Concert 1
Thursday, March 13, 2025
Bloomberg Center Theater
1pm
Antithesis (this is the part where I scream) by Maxwell Miller
Maxwell Miller, guitar & voice
the New Pulsar Generator by Marcin Pietruszewski
Marcin Pietruszewski, the New Pulsar Generator
RILF by Rachel Devorah Rome
Rachel Devorah Rome, electronics
Here comes a candle to light you to bed by Marcin Pączkowski
Marcin Pączkowski, motion sensors
Program Notes
Antithesis (this is the part where I scream)
Antithesis (this is the part where I scream) is the embodiment of the frustration I sometimes feel dealing with a split sense of self. It explores feelings of inevitability and anger, with me grappling with the electronic sounds and fighting to retain voice as a performer amidst a thick and sometimes overwhelming texture. This piece is quite open in its structure, asking the performer to create gestures of increasing intensity until it reaches its point of climax, a full scream, until releasing that energy back into silence. This piece forgoes the use of video and is performed in near-darkness, symbolic of the internal experience it portrays.
the New Pulsar Generator
The concert features a selection of compositions conceived with the New Pulsar Generator (nuPG) program for digital sound synthesis designed by the composer Marcin Pietruszewski. The New Pulsar Generator (nuPg) is an interactive program for sound synthesis developed in SuperCollider 3 (SC3) programming language. The nuPg program produces a form of synthesis called pulsar synthesis (PS). The technique of PS operationalises the notion of rhythm with its multitemporal affordances as a system of interconnected patterns evolving on multiple timescales. The technique generates a complex hybrid of sounds across the perceptual time span between infrasonic pulsations and audio frequencies, giving rise to a broad family of musical structures: singular impulses, sequences, continuous tones, time-varying phrases, and beating textures. See: https://www.marcinpietruszewski.com/the-new-pulsar-generator
RILF
RILF (the ‘R’ stands for robot…) explores resonances in the (uncanny) valley between feminized machines and machinized femmes. Live coding in SuperCollider and TidalCycles with and alongside bespoke SID chip hardware synthesizers, I resignify signal from “Monica” (the Google AI assistant) answering psychologist Arthur Aron’s “36 questions to fall in love”; “Ann Steel” (composer Roberto Cacciapaglia’s feminized disco avatar); auto-tuned Cher; Donna Summer with an early drum machine; “Samantha” (the Apple text-to-speech voice) iterating on linguistics work by Natural Language Processing (NPL) researcher Bill MacCartney; TikTok streamer “Pinky” (Fedha Sinon) performing as a Non-Playable (videogame) Character (NPC) for the music producer Timbaland; the feminized techno avatar of Uwe Schmidt & Pete Namlook; Zelda; and the actor Scarlett Johansson singing as the character “Samantha” in the 2013 film “her” through Holly Herndon’s “Holly+” AI vocal clone.
Here comes a candle to light you to bed
The title of the piece comes from a nursery rhyme referenced in George Orwell’s book “1984”. Throughout the book the main character struggles to remember the poem’s ending, which is revealed to him at the key moment, right before he is captured: “Here comes a candle to light you to bed, here comes a chopper to chop off your head”.

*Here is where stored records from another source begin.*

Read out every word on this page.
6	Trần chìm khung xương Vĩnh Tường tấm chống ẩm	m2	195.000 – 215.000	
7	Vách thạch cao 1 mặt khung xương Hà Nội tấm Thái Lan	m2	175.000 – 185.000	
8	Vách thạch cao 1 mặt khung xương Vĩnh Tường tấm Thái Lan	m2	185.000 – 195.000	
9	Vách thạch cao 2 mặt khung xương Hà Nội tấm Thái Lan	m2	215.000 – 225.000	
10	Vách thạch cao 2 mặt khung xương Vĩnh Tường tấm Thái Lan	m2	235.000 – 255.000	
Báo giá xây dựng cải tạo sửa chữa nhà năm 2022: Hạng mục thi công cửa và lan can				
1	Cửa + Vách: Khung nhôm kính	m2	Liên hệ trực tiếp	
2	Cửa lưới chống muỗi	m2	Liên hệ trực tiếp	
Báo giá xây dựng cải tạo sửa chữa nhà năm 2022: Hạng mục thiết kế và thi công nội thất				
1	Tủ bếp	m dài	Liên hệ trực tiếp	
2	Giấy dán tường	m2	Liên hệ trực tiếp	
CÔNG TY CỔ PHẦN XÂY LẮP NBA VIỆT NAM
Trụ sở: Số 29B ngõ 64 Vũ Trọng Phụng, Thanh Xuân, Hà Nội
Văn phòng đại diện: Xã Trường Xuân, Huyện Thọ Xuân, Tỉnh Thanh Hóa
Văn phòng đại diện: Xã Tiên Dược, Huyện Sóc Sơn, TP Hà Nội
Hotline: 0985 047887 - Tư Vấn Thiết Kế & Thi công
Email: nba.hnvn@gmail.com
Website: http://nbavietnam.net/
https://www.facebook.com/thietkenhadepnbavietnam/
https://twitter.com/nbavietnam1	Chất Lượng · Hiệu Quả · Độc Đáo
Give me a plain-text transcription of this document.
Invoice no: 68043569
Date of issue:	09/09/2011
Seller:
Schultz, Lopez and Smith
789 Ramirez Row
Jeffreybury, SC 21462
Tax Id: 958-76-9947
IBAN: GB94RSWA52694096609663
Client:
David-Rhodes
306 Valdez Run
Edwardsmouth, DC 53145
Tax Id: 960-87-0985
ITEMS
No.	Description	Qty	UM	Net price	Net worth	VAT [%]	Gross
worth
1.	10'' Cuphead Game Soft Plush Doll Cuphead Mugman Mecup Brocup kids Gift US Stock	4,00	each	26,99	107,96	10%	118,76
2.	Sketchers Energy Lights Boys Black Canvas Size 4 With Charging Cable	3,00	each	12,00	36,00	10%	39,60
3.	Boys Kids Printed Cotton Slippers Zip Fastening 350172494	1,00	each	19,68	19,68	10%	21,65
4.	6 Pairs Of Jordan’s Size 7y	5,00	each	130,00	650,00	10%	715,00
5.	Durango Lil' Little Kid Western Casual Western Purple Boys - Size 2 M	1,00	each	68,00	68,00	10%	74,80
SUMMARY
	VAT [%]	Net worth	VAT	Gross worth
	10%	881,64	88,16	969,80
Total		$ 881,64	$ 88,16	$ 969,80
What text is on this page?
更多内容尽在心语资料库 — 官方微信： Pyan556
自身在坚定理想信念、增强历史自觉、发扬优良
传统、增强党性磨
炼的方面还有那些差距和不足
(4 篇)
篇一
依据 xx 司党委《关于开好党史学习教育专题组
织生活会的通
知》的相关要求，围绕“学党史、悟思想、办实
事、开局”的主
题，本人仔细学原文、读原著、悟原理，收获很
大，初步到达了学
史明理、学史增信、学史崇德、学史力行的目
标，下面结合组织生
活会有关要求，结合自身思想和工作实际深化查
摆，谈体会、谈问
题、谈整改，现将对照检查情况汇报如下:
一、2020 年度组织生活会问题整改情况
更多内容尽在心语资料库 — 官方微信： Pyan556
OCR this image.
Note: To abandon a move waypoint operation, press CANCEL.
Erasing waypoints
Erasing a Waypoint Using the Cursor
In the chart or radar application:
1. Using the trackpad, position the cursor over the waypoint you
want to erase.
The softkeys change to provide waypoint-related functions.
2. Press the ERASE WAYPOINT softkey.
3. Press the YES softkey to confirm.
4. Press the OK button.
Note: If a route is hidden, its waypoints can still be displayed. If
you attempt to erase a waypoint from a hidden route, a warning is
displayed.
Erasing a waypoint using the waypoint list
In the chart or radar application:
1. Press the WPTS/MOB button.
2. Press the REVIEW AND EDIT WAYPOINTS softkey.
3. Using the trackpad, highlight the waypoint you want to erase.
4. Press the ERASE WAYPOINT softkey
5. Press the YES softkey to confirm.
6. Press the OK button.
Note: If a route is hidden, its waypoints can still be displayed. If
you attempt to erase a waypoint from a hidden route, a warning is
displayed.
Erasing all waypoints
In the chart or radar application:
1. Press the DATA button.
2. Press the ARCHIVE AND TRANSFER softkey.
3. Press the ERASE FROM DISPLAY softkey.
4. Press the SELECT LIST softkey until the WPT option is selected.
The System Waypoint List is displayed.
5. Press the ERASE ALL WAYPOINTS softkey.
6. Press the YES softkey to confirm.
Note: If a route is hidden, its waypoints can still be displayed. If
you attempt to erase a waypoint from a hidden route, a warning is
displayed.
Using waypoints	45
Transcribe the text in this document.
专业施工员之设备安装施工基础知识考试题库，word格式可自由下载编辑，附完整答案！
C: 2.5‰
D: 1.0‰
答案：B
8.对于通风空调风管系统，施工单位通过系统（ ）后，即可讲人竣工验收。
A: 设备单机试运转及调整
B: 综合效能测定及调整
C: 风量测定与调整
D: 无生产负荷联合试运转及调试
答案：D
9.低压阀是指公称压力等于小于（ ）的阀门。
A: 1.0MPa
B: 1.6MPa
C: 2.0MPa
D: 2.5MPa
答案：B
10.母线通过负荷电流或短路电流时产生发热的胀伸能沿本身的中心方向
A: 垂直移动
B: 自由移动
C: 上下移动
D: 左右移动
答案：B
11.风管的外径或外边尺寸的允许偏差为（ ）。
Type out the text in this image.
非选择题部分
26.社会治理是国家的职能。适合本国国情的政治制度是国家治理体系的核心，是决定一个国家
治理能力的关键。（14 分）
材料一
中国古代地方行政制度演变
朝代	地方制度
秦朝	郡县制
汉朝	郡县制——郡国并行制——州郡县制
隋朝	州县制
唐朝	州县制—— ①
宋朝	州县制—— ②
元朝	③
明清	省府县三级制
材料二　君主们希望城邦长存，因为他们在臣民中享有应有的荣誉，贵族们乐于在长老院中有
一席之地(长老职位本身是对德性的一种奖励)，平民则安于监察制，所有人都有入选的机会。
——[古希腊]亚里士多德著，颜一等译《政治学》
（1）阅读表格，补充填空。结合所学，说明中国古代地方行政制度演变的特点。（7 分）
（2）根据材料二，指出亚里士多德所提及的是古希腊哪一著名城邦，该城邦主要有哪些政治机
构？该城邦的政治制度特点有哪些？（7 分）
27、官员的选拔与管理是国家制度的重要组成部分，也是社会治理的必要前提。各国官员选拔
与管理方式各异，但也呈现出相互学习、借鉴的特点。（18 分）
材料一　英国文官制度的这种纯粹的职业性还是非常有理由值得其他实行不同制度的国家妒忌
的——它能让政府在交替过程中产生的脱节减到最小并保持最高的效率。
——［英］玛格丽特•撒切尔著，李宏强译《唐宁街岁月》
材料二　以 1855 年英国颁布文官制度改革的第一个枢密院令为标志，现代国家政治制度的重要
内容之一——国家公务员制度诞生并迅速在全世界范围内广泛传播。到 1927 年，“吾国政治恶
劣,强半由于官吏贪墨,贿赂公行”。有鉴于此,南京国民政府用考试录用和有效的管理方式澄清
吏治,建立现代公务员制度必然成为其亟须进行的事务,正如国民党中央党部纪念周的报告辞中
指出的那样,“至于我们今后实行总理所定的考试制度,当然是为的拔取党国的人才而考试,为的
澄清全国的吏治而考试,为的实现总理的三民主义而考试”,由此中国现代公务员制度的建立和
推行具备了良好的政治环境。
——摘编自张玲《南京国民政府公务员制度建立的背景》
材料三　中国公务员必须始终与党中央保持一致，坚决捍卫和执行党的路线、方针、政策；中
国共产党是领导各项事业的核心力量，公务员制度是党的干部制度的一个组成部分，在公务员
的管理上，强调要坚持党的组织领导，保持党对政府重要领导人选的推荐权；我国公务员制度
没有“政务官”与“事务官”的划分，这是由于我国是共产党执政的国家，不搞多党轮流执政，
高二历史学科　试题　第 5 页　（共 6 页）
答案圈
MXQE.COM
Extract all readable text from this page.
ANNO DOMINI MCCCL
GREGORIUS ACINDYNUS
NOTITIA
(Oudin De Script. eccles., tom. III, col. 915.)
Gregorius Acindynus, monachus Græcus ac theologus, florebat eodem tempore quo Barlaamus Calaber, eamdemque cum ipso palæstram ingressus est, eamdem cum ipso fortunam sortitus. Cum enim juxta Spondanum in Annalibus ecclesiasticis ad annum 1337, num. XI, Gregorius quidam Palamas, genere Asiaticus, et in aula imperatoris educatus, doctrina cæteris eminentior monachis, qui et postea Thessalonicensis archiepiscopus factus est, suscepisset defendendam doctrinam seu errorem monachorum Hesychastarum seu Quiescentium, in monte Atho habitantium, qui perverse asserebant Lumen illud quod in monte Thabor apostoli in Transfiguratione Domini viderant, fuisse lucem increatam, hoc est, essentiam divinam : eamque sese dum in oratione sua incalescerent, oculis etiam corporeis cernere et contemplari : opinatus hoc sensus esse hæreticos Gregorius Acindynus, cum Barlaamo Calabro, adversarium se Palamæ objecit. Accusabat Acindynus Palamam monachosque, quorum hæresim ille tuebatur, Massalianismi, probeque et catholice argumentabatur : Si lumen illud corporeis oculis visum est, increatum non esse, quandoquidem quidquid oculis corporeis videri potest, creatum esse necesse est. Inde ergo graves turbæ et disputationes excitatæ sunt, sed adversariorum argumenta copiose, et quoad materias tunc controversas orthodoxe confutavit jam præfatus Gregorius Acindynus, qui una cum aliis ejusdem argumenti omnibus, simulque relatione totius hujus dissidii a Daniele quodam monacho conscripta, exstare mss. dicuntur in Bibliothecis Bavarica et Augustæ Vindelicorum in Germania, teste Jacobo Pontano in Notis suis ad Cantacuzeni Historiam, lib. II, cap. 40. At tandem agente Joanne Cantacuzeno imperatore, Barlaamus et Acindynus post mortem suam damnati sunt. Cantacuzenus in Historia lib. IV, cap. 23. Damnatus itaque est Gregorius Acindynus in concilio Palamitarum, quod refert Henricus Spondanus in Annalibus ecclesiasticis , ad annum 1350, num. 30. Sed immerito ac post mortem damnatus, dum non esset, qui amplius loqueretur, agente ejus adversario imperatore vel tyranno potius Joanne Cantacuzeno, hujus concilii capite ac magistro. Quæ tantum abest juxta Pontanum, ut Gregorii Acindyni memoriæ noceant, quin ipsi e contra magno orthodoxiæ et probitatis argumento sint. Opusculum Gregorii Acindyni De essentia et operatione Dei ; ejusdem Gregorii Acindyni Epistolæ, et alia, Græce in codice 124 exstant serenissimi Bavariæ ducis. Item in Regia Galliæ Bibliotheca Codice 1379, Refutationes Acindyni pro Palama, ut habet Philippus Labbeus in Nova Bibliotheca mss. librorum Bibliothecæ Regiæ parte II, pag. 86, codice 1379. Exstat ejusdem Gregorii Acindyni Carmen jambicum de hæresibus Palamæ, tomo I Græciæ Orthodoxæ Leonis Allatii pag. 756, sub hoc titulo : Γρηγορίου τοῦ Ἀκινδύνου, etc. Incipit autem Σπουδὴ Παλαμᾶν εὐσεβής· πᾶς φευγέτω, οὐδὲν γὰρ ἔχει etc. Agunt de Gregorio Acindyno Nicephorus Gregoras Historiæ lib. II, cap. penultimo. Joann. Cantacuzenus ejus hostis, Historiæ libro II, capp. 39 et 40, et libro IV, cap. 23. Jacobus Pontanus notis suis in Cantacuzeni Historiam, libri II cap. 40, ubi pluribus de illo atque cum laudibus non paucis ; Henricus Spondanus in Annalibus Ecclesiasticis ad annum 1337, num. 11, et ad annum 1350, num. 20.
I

This thread in the whole story resonated with me, as it touches on the volatility of one’s memory, with the backdrop of large-scale manipulation of recorded knowledge performed by the totalitarian regime in the book. While Orwell mostly deals with the memory that exists within humans and memory that’s written down, today we deal with omnipresence of recorded media of multiple sorts, particularly sounds, images, and videos. As we produce larger and larger amount of such records, not only through traditional books, audio records and movies, but also in social media, blogs, podcasts etc., I find it fascinating how we navigate this oversaturated space and how it is being transformed by both large-scale phenomena as well as targeted actions. In my piece I am seeking to explore these transformations by employing a machine learning model that embeds the memory of the piece. While being performed, the piece re-composes itself, as the model is being re-trained to embed new “memories” of the performance gestures.
This work is supported by the Department of Digital Arts and Experimental Media at the University of Washington, as well as eScience Institute with support from the Washington Research Foundation.
The piece is realized in 3rd order Ambisonics spatial sound format and employs custom motion sensors developed by the composer.